Sabtu, 20 Februari 2021

Syarah Kitab Tauhid bab (26); Dukun (tukang ramal) dan sejenisnya

 بسم الله الرحمن الرحيم

Dalam bab ini, syekh Muhammad bin Abdil Wahhab rahimahullah menyebutkan 4 hadits dan 1 atsar yang menyebutkan larangan mendatangi dukun atau tukang ramal dan membenarkannya.

a)       Dari salah seorang istri Nabi -shallallahu 'alaihi wasallam-, bahwa Rasulullah shallallahu 'alaihi wasallam bersabda:

«مَنْ أَتَى عَرَّافًا فَسَأَلَهُ عَنْ شَيْءٍ، لَمْ تُقْبَلْ لَهُ صَلَاةٌ أَرْبَعِينَ لَيْلَةً»

“Barangsiapa yang mendatangi peramal dan menanyakan kepadanya tentang sesuatu perkara, maka shalatnya tidak diterima selama 40 hari.” [Shahih Muslim]

b)      Dari Abu Hurairah radhiyallahu ‘anhu bahwa Rasulullah shallallahu 'alaihi wasallam bersabda:

«مَنْ أَتَى كَاهِنًا، فَصَدَّقَهُ بِمَا يَقُولُ، فَقَدْ بَرِئَ مِمَّا أُنْزِلَ عَلَى مُحَمَّدٍ»

“Barangsiapa yang mendatangi seorang dukun, dan mempercayai apa yang dikatakannya, maka sesungguhnya dia telah kafir (ingkar) terhadap wahyu yang telah diturunkan kepada Muhammad shallallahu 'alaihi wasallam”. [Sunan Abi Daud: Shahih]

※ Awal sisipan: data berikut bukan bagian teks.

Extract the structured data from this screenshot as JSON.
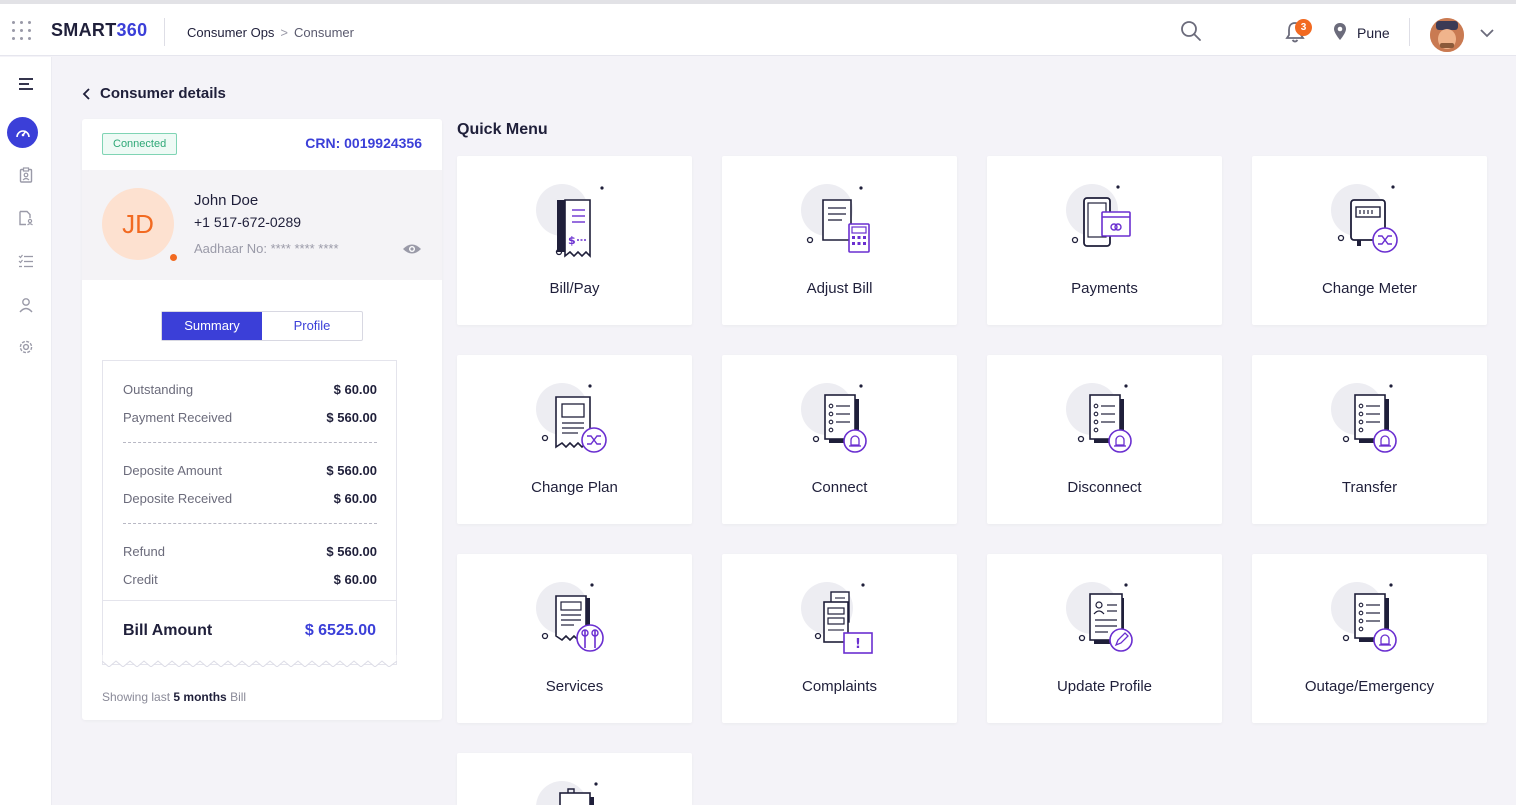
{
  "app": {
    "logo_main": "SMART",
    "logo_num": "360"
  },
  "breadcrumb": {
    "parent": "Consumer Ops",
    "separator": ">",
    "current": "Consumer"
  },
  "header": {
    "notification_count": "3",
    "location": "Pune"
  },
  "sidebar": {
    "items": [
      "menu-icon",
      "dashboard-icon",
      "clipboard-icon",
      "document-user-icon",
      "checklist-icon",
      "user-icon",
      "gear-icon"
    ]
  },
  "page": {
    "title": "Consumer details",
    "quick_menu_title": "Quick Menu"
  },
  "consumer": {
    "status": "Connected",
    "crn": "CRN: 0019924356",
    "initials": "JD",
    "name": "John Doe",
    "phone": "+1 517-672-0289",
    "aadhaar": "Aadhaar No: **** **** ****"
  },
  "tabs": {
    "summary": "Summary",
    "profile": "Profile"
  },
  "summary": {
    "outstanding_label": "Outstanding",
    "outstanding_value": "$ 60.00",
    "payment_received_label": "Payment Received",
    "payment_received_value": "$ 560.00",
    "deposite_amount_label": "Deposite Amount",
    "deposite_amount_value": "$ 560.00",
    "deposite_received_label": "Deposite Received",
    "deposite_received_value": "$ 60.00",
    "refund_label": "Refund",
    "refund_value": "$ 560.00",
    "credit_label": "Credit",
    "credit_value": "$ 60.00",
    "bill_amount_label": "Bill Amount",
    "bill_amount_value": "$ 6525.00",
    "showing_prefix": "Showing last",
    "showing_bold": "5 months",
    "showing_suffix": "Bill"
  },
  "quick_menu": [
    {
      "label": "Bill/Pay",
      "icon": "bill-pay-icon"
    },
    {
      "label": "Adjust Bill",
      "icon": "adjust-bill-icon"
    },
    {
      "label": "Payments",
      "icon": "payments-icon"
    },
    {
      "label": "Change Meter",
      "icon": "change-meter-icon"
    },
    {
      "label": "Change Plan",
      "icon": "change-plan-icon"
    },
    {
      "label": "Connect",
      "icon": "connect-icon"
    },
    {
      "label": "Disconnect",
      "icon": "disconnect-icon"
    },
    {
      "label": "Transfer",
      "icon": "transfer-icon"
    },
    {
      "label": "Services",
      "icon": "services-icon"
    },
    {
      "label": "Complaints",
      "icon": "complaints-icon"
    },
    {
      "label": "Update Profile",
      "icon": "update-profile-icon"
    },
    {
      "label": "Outage/Emergency",
      "icon": "outage-emergency-icon"
    },
    {
      "label": "",
      "icon": "more-icon"
    }
  ],
  "colors": {
    "accent": "#3b3fd8",
    "orange": "#f26a21",
    "connected": "#2fa877"
  }
}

Ø  Dan dalam riwayat lain:

«مَنْ أَتَى عَرَّافًا أَوْ كَاهِنًا فَصَدَّقَهُ فِيمَا يَقُولُ، فَقَدْ كَفَرَ بِمَا أُنْزِلَ عَلَى مُحَمَّدٍ صَلَّى اللهُ عَلَيْهِ وَسَلَّمَ»

“Barangsiapa yang mendatangi peramal atau dukun, lalu mempercayai apa yang diucapkannya, maka sesungguhnya ia telah kafir terhadap wahyu yang telah diturunkan kepada Muhammad shallallahu 'alaihi wasallam”. [Al-Mustadrak karya Al-Hakim: Shahih]

c)       Abu Ya’la pun meriwayatkan hadits mauquf dari Ibnu Mas’ud radhiyallahu ‘anhu seperti yang tersebut di atas, dengan sanad Jayyid.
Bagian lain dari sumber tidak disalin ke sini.